Hoje, o governo de Moreno está desenvolvendo um grande projeto de produção naquele Bloco 43, para produzir 1,6 bilhões de barris no parque Yasuni. O atual governo de Quito espera aumentar sua produção com investimentos no bloco Ishpingo- Tambococha-Tiputini (ITT). Ishpingo é um dos mais controversos campos do parque Yasuni porque faz fronteira com duas áreas de indígenas não contactados – os Tagaeri e os Taromenane, - ameaçando sua sobrevivência no seu habitat natural. O governo inclusive autorizou não somente a abertura de vias de acesso, como a construção no local das plataformas e sondas de perfuração, em uma zona reconhecida como portadora das maiores biodiversidades do planeta.
Com dificuldades de caixa e de tecnologias para operar os seus campos maduros de petróleos pesados, o Equador contratou empresas de serviços, como a Schlumberger, em condições altamente favoráveis para operar seus campos maduros, assim como se associou a empresas estatais chinesas, que têm forte presença no país.

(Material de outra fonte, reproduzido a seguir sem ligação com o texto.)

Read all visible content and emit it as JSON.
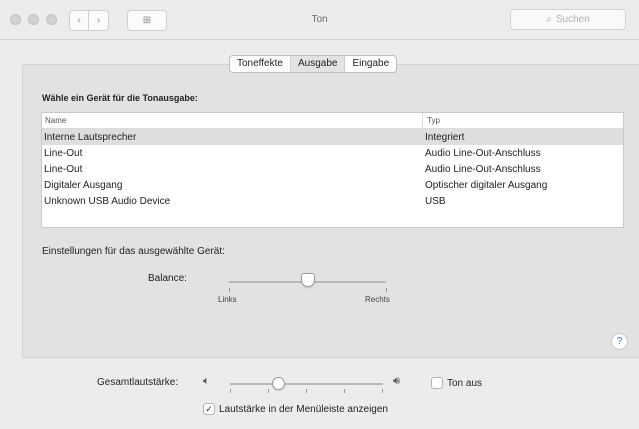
{
  "window": {
    "title": "Ton",
    "search_placeholder": "Suchen",
    "grid_icon": "⊞"
  },
  "tabs": [
    {
      "label": "Toneffekte",
      "active": false
    },
    {
      "label": "Ausgabe",
      "active": true
    },
    {
      "label": "Eingabe",
      "active": false
    }
  ],
  "output": {
    "heading": "Wähle ein Gerät für die Tonausgabe:",
    "columns": [
      "Name",
      "Typ"
    ],
    "devices": [
      {
        "name": "Interne Lautsprecher",
        "type": "Integriert",
        "selected": true
      },
      {
        "name": "Line-Out",
        "type": "Audio Line-Out-Anschluss",
        "selected": false
      },
      {
        "name": "Line-Out",
        "type": "Audio Line-Out-Anschluss",
        "selected": false
      },
      {
        "name": "Digitaler Ausgang",
        "type": "Optischer digitaler Ausgang",
        "selected": false
      },
      {
        "name": "Unknown USB Audio Device",
        "type": "USB",
        "selected": false
      }
    ]
  },
  "settings": {
    "label": "Einstellungen für das ausgewählte Gerät:",
    "balance_label": "Balance:",
    "balance_left": "Links",
    "balance_right": "Rechts",
    "balance_value": 0.5
  },
  "help_label": "?",
  "volume": {
    "label": "Gesamtlautstärke:",
    "value": 0.32,
    "mute_label": "Ton aus",
    "mute_checked": false,
    "menubar_label": "Lautstärke in der Menüleiste anzeigen",
    "menubar_checked": true
  }
}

Agora o governo de Quito quer atrair empresas privadas de petróleo para atuar nas suas novas áreas exploratórias. A estatal Petroecuador está perdendo seu monopólio na exploração e produção, no refino e na distribuição, além da aceleração dos planos de sua fusão com a outra estatal Petroamazonas, com o governo abertamente oferecendo o setor para investidores internacionais.
Apesar de sair da OPEP, para não ter que cumprir as cotas de corte de produção, o governo do Equador promete ajudar no processo de controle da produção, como forma de tentar recuperar os níveis dos preços internacionais do petróleo. Acompanhando movimentos recentes da produção mundial de petróleo, o Equador reduziu em cerca de 60 mil barris diários sua produção de junho de 2020, em relação a junho de 2019, apesar de isso significar uma elevação de 172 mil barris em relação à sua produção de maio.
Uma das grandes limitações para a produção é o sistema de logística, em particular os seus oleodutos em relação à arquitetura do terreno e à densidade do seu petróleo. O Sistema de Oleodutos do Equador (SOTE) é sua principal rede de transportes, além do oleoduto Shushufindi-Quito e o Oleoduto de Crudos Pesados (OCP) que estão operando muito abaixo de suas capacidades.
A queda dos preços e a mudança da dinâmica internacional do diferencial entre petróleos pesados e leves aumentaram o desconto do petróleo Oriente, do Equador, em relação aos outros petróleos mais leves, ameaçando seriamente a economia do país muito dependente das exportações desse produto. As importações de diesel e gasolina continuam, apesar da queda da produção e das exportações nacionais.
O Equador já teve 3,7 bilhões de barris de reserva em 2002, caindo para 2,7 bilhões antes da posse de Correa, que conseguiu manter estável esse nível até 2009, quando as reservas iniciam um processo de declínio, chegando a 1,6 bilhões de barris em 2019, conforme se pode ver a seguir:
Ao longo do século XXI, a produção se manteve relativamente estável em torno de 500 mil barris dia, principalmente para exportação. O consumo doméstico apresentou uma trajetória contínua de crescimento chegando ao final dos anos 2010 na proximidade dos 255 mil barris diários, atendidos por refino próprio e importações de derivados.
Triste sina dos países produtores de petróleo que, como dizia um dos fundadores da OPEP, pode ser uma benesse de Deus, assim como pode ser o excremento do Diabo.
Quem se apropria da renda gerada pelo petróleo é essencialmente o resultado de opções políticas, que refletem as correlações de forças dos países. Não é um problema técnico. No Equador, o povo está perdendo e as multinacionais podem ganhar. Tudo com suporte do atual governo equatoriano.